Forty Miles of Bad Road

Yesterday was quite the road trip. I think we've maxed out our adventure quota for the next month or so. Which is good. So we decided, purely on a whim, to visit a (real) ghost town down in Socorro County: Riley. Settled around 1880, the post office closed in 1931, and it's now just a glorious wrecked shell of a town. Perfect. We took the interstate down to Socorro, then headed out to Magdalena - the last "real" town and jumping-off point.

Now, there's something you need to know about desert ghost towns: they rarely sit right off nice paved roads with a Starbucks handy nearby. In our case, getting to Riley meant negotiating about forty miles of dirt and gravel and sand. For a dirt road, that's a hell of a long way - on a bad enough road, five miles can feel like fifteen. In fact, in some places we had to cross dry arroyos and, right before reaching Riley, traverse the Rio Salado, which DID have water in it. I stepped out first to make sure it wasn't quicksand, and it wasn't. So we made it. Cool.

And what achingly beautiful country... Ranches were scattered here and there but, except for one 4WD vehicle tailing a plume of dust far ahead of us, we didn't see a single person. 9,143' Ladron Peak sat on the horizon, watching us. Called "Thieves' Mountain", it was where all the bandits and outlaws and bad guys came to hide out after shooting up a bank or something in Albuquerque. Now I knew why. If I'd just arrived here from New York, such isolation would have no doubt terrified me. Now it felt natural. And not only natural but necessary. This shattered and sun-blasted land is my home. Our home.
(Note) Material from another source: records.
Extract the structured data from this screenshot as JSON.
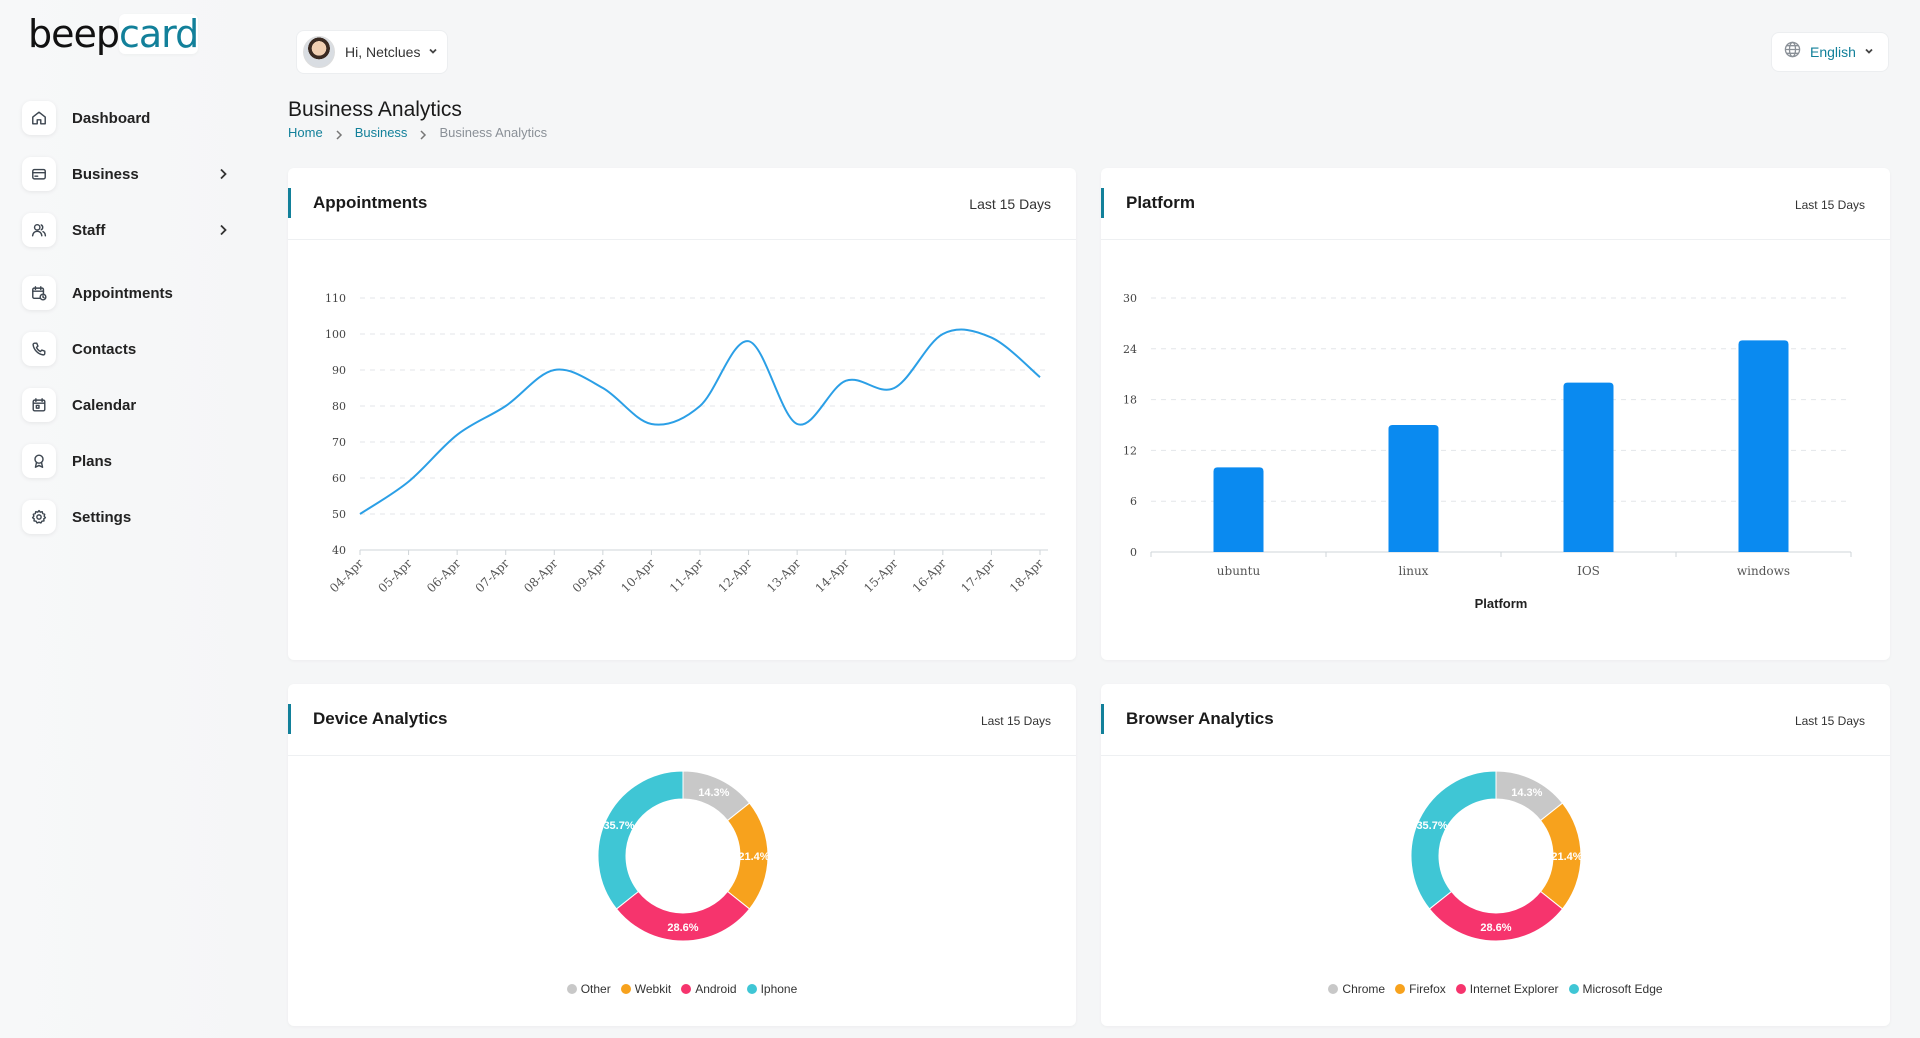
{
  "brand": {
    "logo_part1": "beep",
    "logo_part2": "card"
  },
  "sidebar": {
    "items": [
      {
        "label": "Dashboard",
        "icon": "home-icon",
        "has_submenu": false
      },
      {
        "label": "Business",
        "icon": "card-icon",
        "has_submenu": true
      },
      {
        "label": "Staff",
        "icon": "users-icon",
        "has_submenu": true
      },
      {
        "label": "Appointments",
        "icon": "calendar-clock-icon",
        "has_submenu": false
      },
      {
        "label": "Contacts",
        "icon": "phone-icon",
        "has_submenu": false
      },
      {
        "label": "Calendar",
        "icon": "calendar-icon",
        "has_submenu": false
      },
      {
        "label": "Plans",
        "icon": "award-icon",
        "has_submenu": false
      },
      {
        "label": "Settings",
        "icon": "gear-icon",
        "has_submenu": false
      }
    ]
  },
  "header": {
    "greeting": "Hi, Netclues",
    "language": "English"
  },
  "page": {
    "title": "Business Analytics",
    "breadcrumb": [
      "Home",
      "Business",
      "Business Analytics"
    ]
  },
  "cards": {
    "appointments": {
      "title": "Appointments",
      "range": "Last 15 Days"
    },
    "platform": {
      "title": "Platform",
      "range": "Last 15 Days"
    },
    "device": {
      "title": "Device Analytics",
      "range": "Last 15 Days"
    },
    "browser": {
      "title": "Browser Analytics",
      "range": "Last 15 Days"
    }
  },
  "colors": {
    "accent": "#12809a",
    "line": "#2b9fe6",
    "bar": "#0a8af0",
    "other": "#c8c8c8",
    "orange": "#f7a21d",
    "pink": "#f6346d",
    "cyan": "#3fc6d5"
  },
  "chart_data": [
    {
      "type": "line",
      "x": [
        "04-Apr",
        "05-Apr",
        "06-Apr",
        "07-Apr",
        "08-Apr",
        "09-Apr",
        "10-Apr",
        "11-Apr",
        "12-Apr",
        "13-Apr",
        "14-Apr",
        "15-Apr",
        "16-Apr",
        "17-Apr",
        "18-Apr"
      ],
      "series": [
        {
          "values": [
            50,
            59,
            72,
            80,
            90,
            85,
            75,
            80,
            98,
            75,
            87,
            85,
            100,
            99,
            88
          ]
        }
      ],
      "yticks": [
        40,
        50,
        60,
        70,
        80,
        90,
        100,
        110
      ],
      "ylim": [
        40,
        110
      ],
      "grid": true
    },
    {
      "type": "bar",
      "categories": [
        "ubuntu",
        "linux",
        "IOS",
        "windows"
      ],
      "values": [
        10,
        15,
        20,
        25
      ],
      "yticks": [
        0,
        6,
        12,
        18,
        24,
        30
      ],
      "ylim": [
        0,
        30
      ],
      "xlabel": "Platform",
      "grid": true
    },
    {
      "type": "pie",
      "labels": [
        "Other",
        "Webkit",
        "Android",
        "Iphone"
      ],
      "values": [
        14.3,
        21.4,
        28.6,
        35.7
      ],
      "value_labels": [
        "14.3%",
        "21.4%",
        "28.6%",
        "35.7%"
      ],
      "legend": "bottom"
    },
    {
      "type": "pie",
      "labels": [
        "Chrome",
        "Firefox",
        "Internet Explorer",
        "Microsoft Edge"
      ],
      "values": [
        14.3,
        21.4,
        28.6,
        35.7
      ],
      "value_labels": [
        "14.3%",
        "21.4%",
        "28.6%",
        "35.7%"
      ],
      "legend": "bottom"
    }
  ]
}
The town itself was pretty well preserved - in the sense that you knew it was in fact once a town. There was a church, cemetery and, most impressive, an old schoolhouse. It was in excellent shape. There was even an intact outhouse alongside the building. Scattered about as well were a number of crumbling adobe cabins, and it was amazing how much of the debris of daily living had been left behind - broken china, cookware, mattress springs, metal appliances. Of course we touched nothing. It felt like a sacred place to us, like sifting through the wreckage a plane crash, almost. And, of course, there was also the matter of the rattlesnakes hiding out from the searing sun under the countless sheets of rusted tin littering the ground...

We didn't stay long. It was too hot anyway - probably in the mid-90s with no humidity. It's the desert. It's supposed to be that way. But I had no sunscreen and could feel a nasty burn coming on. Belinda was turning red. So we beat it out of there - my wife at the wheel, deftly handling the dips and dodging the blowout-causing rocks, my hand resting on her knee - and, in another hour or so, were safely back on the highway. No signs were there to tell us how far we'd come or how far we had to go, but as long as we could see the sun and the mountain we knew we were headed the right way.

We need ghost towns. All of us. Among other things, they remind us just how flimsy and impermanent this invention we call civilization really is. But we're sure diggin' it while it lasts. And that's the point too, I guess.